Diciembre 2008
La acción depredadora del Estado es hoy más claramente visible que con otros gobiernos, y su enorme peso sobre la Argentina que trabaja y produce, más evidente para todos.
Mucha gente advierte con espanto que el ómnibus de nuestra nación se acerca a la curva acelerando a gran velocidad… con un adolescente alienado al volante.
Están dadas, así, algunas condiciones que propician el despertar de grandes sectores de la población a cuestionamientos largo tiempo abotagados al sopor narcótico del populismo.
Con reflexiones del tipo ¿Qué demonios estamos haciendo? ¿Cómo pudimos hundir de semejante manera un país como el nuestro? ¿Adónde acaba todo este raid suicida de violaciones a la propiedad privada? ¿Hasta cuándo vamos a seguir apoyando a los culpables fingiendo que no nos damos cuenta de su responsabilidad? ¿Cuál es el límite de traición a la patria y de humillación frente a otros pueblos necesario para que nos levantemos de la silla? ¿Qué ejemplo moral y qué inmanejable balurdo económico les estamos dejando a nuestros hijos? ¿Quiénes fueron los mal nacidos que armaron la trampera que destroza los tobillos de la república impidiéndole crecer con honestidad? ¿Falló la democracia que debía impedir el enriquecimiento descarado de sucesivas castas de crápulas? ¿Cuál fue nuestra participación en este modelo socialista de “quito, me robo y reparto lo que no es mío” que nos va africanizando sin remedio?

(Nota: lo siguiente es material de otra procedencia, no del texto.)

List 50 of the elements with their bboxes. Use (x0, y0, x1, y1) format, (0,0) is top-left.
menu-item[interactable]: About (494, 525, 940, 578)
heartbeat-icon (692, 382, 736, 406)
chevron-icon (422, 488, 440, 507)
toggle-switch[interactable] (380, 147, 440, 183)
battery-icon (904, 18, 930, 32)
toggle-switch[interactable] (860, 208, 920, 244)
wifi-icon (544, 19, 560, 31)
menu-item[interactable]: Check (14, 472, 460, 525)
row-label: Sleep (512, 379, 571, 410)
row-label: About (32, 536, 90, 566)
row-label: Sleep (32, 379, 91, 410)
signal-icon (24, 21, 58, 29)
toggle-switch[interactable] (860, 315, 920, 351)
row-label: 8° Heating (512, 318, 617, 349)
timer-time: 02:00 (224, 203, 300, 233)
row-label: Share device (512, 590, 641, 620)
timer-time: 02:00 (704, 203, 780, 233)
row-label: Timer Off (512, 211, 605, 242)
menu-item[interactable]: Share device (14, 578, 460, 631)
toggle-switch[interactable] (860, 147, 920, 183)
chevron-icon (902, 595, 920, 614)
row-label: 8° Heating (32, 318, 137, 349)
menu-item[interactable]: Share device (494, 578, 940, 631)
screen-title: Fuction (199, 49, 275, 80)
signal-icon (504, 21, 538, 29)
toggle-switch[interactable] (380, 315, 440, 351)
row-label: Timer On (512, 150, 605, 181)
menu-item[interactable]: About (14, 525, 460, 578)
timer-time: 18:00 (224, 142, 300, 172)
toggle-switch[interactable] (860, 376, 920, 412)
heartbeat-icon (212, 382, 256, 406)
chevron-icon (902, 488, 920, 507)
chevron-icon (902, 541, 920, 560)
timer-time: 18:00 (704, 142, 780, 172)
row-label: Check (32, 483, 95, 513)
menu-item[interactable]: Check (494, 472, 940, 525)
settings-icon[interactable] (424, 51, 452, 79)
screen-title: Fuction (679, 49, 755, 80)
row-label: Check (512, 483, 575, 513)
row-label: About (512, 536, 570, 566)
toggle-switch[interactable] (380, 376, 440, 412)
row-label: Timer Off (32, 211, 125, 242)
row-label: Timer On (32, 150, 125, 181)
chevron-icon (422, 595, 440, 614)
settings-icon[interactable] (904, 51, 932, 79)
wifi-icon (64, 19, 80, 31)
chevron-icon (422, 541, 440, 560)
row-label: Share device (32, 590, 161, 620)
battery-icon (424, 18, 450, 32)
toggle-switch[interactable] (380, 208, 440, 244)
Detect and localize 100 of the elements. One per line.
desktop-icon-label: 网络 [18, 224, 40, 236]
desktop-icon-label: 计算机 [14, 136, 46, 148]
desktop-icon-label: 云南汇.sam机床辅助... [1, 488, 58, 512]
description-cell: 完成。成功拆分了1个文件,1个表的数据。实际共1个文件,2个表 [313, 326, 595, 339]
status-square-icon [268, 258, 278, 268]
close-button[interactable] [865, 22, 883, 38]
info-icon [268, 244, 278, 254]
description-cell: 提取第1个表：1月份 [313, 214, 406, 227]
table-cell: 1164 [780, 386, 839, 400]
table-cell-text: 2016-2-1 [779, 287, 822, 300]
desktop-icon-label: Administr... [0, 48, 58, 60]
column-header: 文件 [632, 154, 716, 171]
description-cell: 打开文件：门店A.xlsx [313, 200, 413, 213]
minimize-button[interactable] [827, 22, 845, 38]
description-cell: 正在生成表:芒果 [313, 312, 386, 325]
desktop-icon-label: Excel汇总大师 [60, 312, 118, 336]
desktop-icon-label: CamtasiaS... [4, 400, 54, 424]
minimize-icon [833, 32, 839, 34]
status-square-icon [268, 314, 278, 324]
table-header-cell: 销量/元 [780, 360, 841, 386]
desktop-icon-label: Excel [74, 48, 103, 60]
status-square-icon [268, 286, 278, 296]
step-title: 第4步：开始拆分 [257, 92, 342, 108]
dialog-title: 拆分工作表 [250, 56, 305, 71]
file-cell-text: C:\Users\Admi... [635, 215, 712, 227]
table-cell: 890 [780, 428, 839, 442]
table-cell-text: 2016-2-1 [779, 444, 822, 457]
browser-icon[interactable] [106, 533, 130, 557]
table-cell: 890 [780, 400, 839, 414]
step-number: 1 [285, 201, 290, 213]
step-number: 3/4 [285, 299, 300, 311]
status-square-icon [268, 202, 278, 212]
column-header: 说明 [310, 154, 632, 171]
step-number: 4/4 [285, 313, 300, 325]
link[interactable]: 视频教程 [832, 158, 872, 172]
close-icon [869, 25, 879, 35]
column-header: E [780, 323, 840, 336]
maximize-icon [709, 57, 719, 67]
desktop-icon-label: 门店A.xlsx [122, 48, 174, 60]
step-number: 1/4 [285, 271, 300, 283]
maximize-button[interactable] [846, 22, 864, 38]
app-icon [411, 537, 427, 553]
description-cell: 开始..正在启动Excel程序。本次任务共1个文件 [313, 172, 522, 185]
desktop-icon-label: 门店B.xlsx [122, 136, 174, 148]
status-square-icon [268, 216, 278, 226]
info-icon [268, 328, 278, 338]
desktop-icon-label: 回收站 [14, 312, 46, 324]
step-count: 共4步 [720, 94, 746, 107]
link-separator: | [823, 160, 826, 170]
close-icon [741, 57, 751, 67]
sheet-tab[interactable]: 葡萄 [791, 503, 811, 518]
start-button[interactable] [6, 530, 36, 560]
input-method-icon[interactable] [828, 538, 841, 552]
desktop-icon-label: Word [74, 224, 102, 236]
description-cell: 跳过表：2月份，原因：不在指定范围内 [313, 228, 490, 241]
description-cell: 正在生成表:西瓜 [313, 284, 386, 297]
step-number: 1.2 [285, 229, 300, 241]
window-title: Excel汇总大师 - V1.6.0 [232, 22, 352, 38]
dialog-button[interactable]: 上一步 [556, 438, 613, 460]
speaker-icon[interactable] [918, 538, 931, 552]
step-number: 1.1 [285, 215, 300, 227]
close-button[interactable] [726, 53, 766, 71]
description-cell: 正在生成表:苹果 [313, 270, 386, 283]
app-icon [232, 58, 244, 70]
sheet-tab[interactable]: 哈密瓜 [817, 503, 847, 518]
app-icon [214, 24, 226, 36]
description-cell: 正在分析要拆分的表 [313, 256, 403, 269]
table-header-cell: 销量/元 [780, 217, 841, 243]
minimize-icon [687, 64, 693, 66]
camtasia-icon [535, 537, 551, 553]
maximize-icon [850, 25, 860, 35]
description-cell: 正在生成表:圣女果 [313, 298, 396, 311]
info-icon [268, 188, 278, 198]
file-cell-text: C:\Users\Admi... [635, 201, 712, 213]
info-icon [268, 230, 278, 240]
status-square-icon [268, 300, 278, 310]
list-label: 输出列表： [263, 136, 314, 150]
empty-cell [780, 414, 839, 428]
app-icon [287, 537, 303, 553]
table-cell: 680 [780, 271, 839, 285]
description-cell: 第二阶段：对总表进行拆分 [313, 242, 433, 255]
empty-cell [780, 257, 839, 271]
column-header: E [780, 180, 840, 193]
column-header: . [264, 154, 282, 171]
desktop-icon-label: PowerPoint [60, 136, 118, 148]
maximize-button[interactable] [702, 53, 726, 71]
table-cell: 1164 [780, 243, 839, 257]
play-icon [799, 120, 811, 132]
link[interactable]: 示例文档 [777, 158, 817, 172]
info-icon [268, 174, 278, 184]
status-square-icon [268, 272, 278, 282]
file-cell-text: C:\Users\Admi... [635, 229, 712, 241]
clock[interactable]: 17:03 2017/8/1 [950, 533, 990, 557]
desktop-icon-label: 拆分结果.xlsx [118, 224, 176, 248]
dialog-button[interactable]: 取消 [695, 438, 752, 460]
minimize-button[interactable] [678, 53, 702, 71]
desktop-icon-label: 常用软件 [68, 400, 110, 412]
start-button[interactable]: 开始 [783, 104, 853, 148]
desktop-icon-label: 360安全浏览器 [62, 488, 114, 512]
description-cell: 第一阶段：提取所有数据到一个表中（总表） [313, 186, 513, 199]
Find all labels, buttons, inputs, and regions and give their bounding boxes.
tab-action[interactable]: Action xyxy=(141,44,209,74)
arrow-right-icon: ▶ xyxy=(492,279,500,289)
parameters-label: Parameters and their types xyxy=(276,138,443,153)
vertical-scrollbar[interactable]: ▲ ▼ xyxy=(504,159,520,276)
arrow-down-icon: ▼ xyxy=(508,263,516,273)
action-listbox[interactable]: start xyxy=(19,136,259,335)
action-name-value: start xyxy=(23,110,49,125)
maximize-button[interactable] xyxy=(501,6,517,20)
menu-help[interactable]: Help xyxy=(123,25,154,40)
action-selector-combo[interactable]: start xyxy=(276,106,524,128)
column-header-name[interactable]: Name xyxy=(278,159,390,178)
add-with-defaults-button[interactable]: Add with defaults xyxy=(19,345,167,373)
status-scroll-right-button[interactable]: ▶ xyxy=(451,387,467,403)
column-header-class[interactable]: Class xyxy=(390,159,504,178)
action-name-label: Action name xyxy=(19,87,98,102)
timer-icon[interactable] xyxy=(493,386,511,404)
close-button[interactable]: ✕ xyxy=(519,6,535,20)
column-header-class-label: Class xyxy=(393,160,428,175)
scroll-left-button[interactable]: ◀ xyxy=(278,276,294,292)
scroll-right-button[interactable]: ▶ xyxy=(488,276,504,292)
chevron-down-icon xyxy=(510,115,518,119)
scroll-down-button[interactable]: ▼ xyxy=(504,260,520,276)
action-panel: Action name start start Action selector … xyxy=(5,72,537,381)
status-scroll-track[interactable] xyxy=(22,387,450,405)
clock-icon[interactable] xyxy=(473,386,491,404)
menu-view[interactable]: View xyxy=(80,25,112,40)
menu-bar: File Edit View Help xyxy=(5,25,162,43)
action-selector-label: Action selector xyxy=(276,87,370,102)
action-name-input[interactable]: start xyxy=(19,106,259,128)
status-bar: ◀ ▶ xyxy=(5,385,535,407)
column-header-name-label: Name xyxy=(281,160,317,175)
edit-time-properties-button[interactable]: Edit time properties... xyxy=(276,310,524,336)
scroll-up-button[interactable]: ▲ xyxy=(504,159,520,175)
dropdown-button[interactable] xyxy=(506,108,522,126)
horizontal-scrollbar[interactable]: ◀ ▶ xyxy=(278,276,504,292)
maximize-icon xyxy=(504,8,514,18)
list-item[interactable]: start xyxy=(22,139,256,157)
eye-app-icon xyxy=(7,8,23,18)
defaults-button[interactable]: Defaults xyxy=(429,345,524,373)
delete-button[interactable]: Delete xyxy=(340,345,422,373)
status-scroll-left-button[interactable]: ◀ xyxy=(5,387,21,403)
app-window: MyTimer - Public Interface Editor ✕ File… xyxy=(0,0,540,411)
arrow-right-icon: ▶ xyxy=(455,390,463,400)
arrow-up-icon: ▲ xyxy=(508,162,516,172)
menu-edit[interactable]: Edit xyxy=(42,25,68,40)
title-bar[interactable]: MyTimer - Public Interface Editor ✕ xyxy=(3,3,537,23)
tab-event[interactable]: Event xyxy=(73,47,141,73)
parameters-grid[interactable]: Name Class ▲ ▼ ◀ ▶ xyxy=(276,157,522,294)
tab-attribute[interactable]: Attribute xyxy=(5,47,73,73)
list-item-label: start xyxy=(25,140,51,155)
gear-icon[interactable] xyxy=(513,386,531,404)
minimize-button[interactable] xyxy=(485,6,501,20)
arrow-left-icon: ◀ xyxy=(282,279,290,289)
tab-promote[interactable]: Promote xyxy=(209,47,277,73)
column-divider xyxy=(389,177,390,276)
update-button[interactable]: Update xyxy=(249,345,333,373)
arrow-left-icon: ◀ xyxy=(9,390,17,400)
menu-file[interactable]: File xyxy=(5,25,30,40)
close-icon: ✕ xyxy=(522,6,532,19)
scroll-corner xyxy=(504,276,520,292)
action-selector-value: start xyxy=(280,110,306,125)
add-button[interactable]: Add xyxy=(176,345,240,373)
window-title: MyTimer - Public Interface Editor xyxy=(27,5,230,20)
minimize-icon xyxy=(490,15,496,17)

Veamos. Un delincuente “convencional” que roba, secuestra, extorsiona, amenaza y hasta golpea o mata tiene, a pesar de todo, cierta decencia: no miente diciendo que hace estas cosas para ayudar y proteger a otros. No pretende tener el derecho de aplicar violencia sobre su víctima. No la persigue durante toda su vida exigiéndole dinero, sumisión a sus reglas mafiosas y callado respeto. Y acepta la responsabilidad de saberse un abusador, que puede ser capturado y castigado por sus fechorías.
El Estado nacional también roba (por caso, impone impuestos por la fuerza contra nuestra voluntad), secuestra (por caso, priva de su libertad física o económica a quien se atreva a negarse a tributar), extorsiona y amenaza (por caso, el “secretario de ingresos públicos” ¿se dedica a alguna otra actividad?), golpea o mata si es necesario (por caso, a quien osara resistirse a ser detenido por no querer pagar, convalidando acciones que a todos perjudican).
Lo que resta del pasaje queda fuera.